The telescope’s camera weighs more than 3 tons. Its six 76-centimeter-diameter filters are among the largest produced, and one of its three optical lenses is the world’s largest, high-performance optical lens at over 1.5 meters in diameter. Inside the National Ignition Facility’s optical assembly building, industrial partners fabricated the lenses and filters, which were then placed into Laboratory-developed mounts. Each filter transmits light from a segment of the electromagnetic spectrum, progressing throughout the entire visible range and moving from near-ultraviolet to near-infrared.

“The successful fabrication of these optical filters and lens assemblies is a testament to the Laboratory’s world-leading expertise in large optics, built on decades of experience constructing the world’s largest and most powerful laser systems,” says Livermore physicist Scot Olivier. LSSTCam data will help researchers better understand the makeup of the universe, detect and study about 20 billion galaxies over a 10-year span, track potentially hazardous asteroids, and observe exploding stars.

Contact: Scot Olivier (925) 423-6483 (olivier1@llnl.gov).


Algorithmic Blackbox Takes on Black Holes

Black hole mergers are the only cosmic phenomena explosive enough to produce gravitational waves detectable by current instrumentation. Such a merger—in which binary black holes (BBH) fuse and expel mass as energy—was the source of the revelatory direct observation of gravitational waves at the Laser Interferometer Gravitational-Wave Observatory in 2016. Findings published November 9, 2021, in Physical Review Research, present new computational methods to rapidly decode the dynamics of the black hole systems responsible for gravitational disruptions.

Albert Einstein’s field equations to describe black hole mergers require resource-intensive computation to solve for each unique combination of physical parameters, leading researchers to reduce them to more manageable, yet less precise forms for describing BBH motion throughout each merger stage. Livermore mathematician and computational scientist Brendan Keith led a collaborative effort with researchers from the University of Massachusetts, Dartmouth College, and the University of Mississippi to rethink the problem. The team devised a machine-learning model that intakes raw gravitational wave data to systematically learn and produce equations describing BBH motion.

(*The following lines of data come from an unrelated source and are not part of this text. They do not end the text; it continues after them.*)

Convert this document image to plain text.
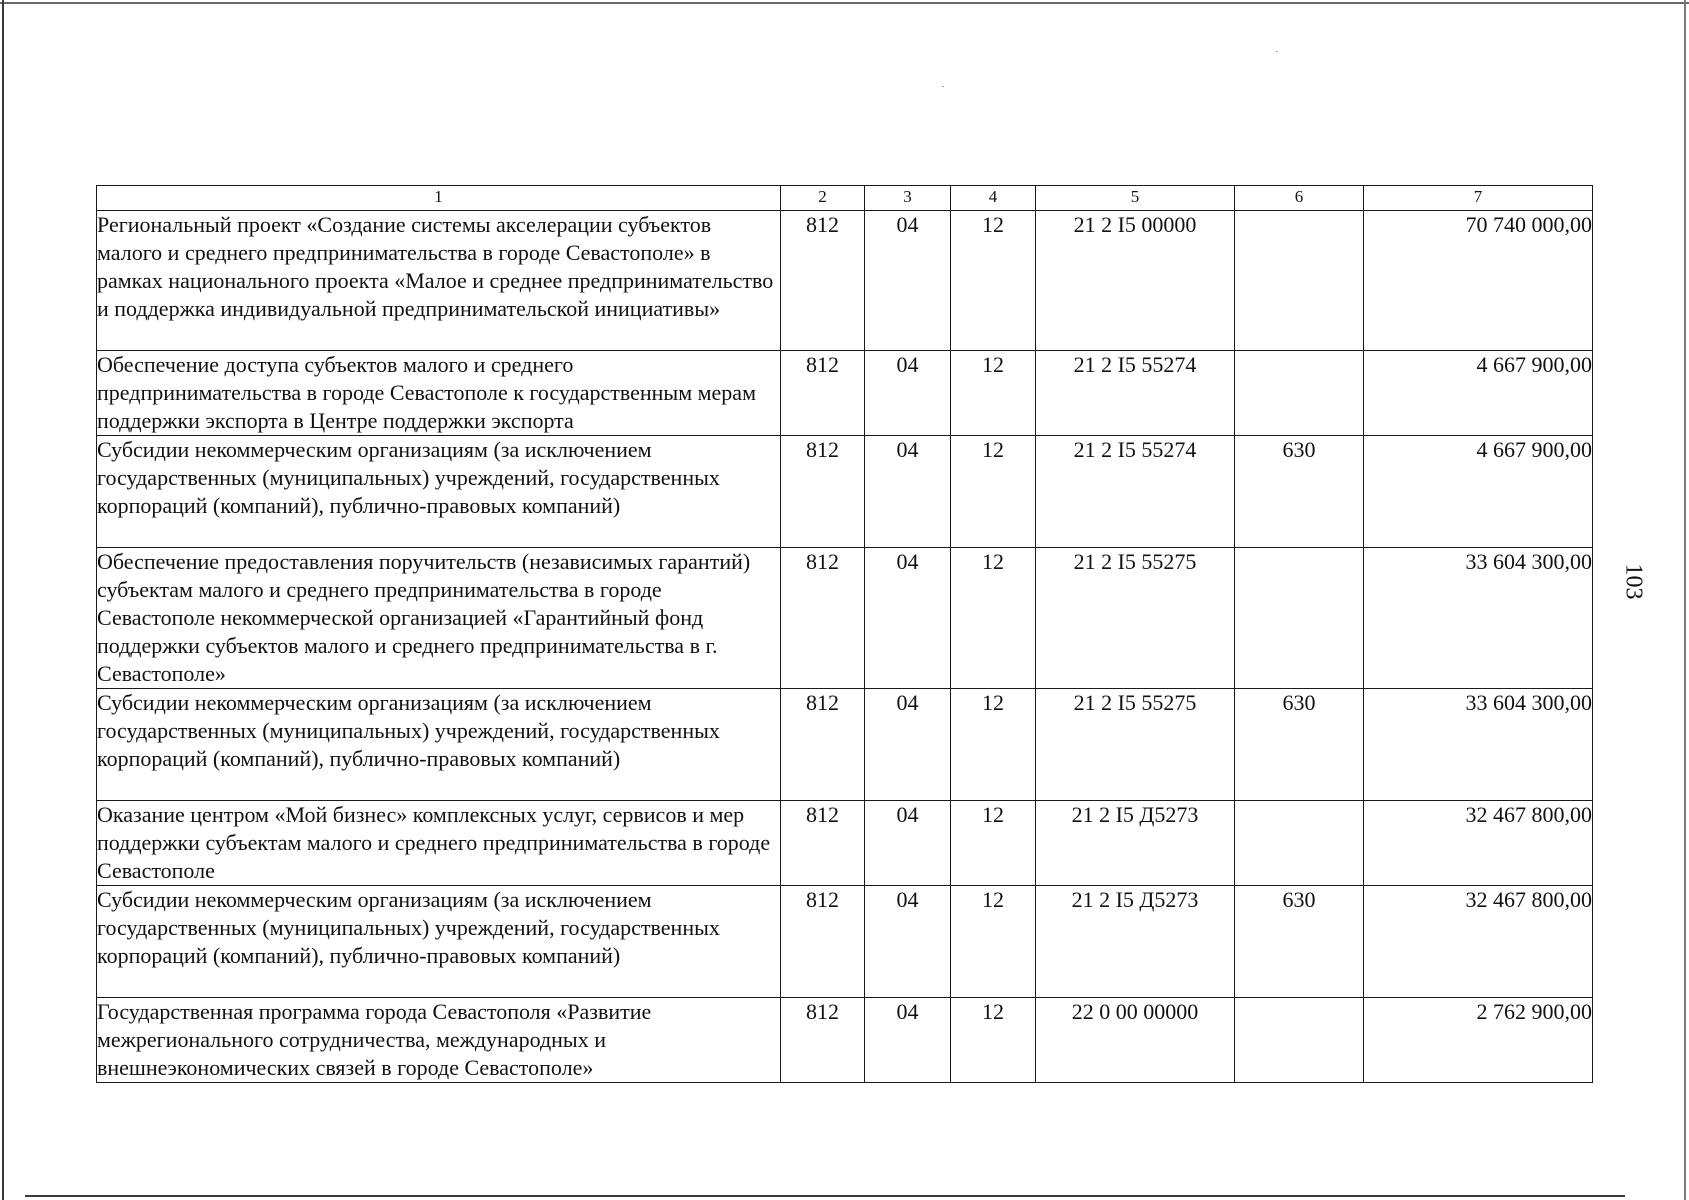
103
1	2	3	4	5	6	7
Региональный проект «Создание системы акселерации субъектов малого и среднего предпринимательства в городе Севастополе» в рамках национального проекта «Малое и среднее предпринимательство и поддержка индивидуальной предпринимательской инициативы»	812	04	12	21 2 I5 00000		70 740 000,00
Обеспечение доступа субъектов малого и среднего предпринимательства в городе Севастополе к государственным мерам поддержки экспорта в Центре поддержки экспорта	812	04	12	21 2 I5 55274		4 667 900,00
Субсидии некоммерческим организациям (за исключением государственных (муниципальных) учреждений, государственных корпораций (компаний), публично-правовых компаний)	812	04	12	21 2 I5 55274	630	4 667 900,00
Обеспечение предоставления поручительств (независимых гарантий) субъектам малого и среднего предпринимательства в городе Севастополе некоммерческой организацией «Гарантийный фонд поддержки субъектов малого и среднего предпринимательства в г. Севастополе»	812	04	12	21 2 I5 55275		33 604 300,00
Субсидии некоммерческим организациям (за исключением государственных (муниципальных) учреждений, государственных корпораций (компаний), публично-правовых компаний)	812	04	12	21 2 I5 55275	630	33 604 300,00
Оказание центром «Мой бизнес» комплексных услуг, сервисов и мер поддержки субъектам малого и среднего предпринимательства в городе Севастополе	812	04	12	21 2 I5 Д5273		32 467 800,00
Субсидии некоммерческим организациям (за исключением государственных (муниципальных) учреждений, государственных корпораций (компаний), публично-правовых компаний)	812	04	12	21 2 I5 Д5273	630	32 467 800,00
Государственная программа города Севастополя «Развитие межрегионального сотрудничества, международных и внешнеэкономических связей в городе Севастополе»	812	04	12	22 0 00 00000		2 762 900,00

Starting with a nonrelativistic physics model and a system of differential equations adjusted and refined by neural networks, the method algorithmically fills in the relativistic aspects of motion not accounted for in the basic model. “Our model takes astronomically fewer resources than conventional computational methods and can return highly accurate descriptive equations in mere minutes,” says Keith. This predominantly data-driven approach may provide for accurate simulations of astrophysical dynamics even in scenarios with limited or low-resolution data.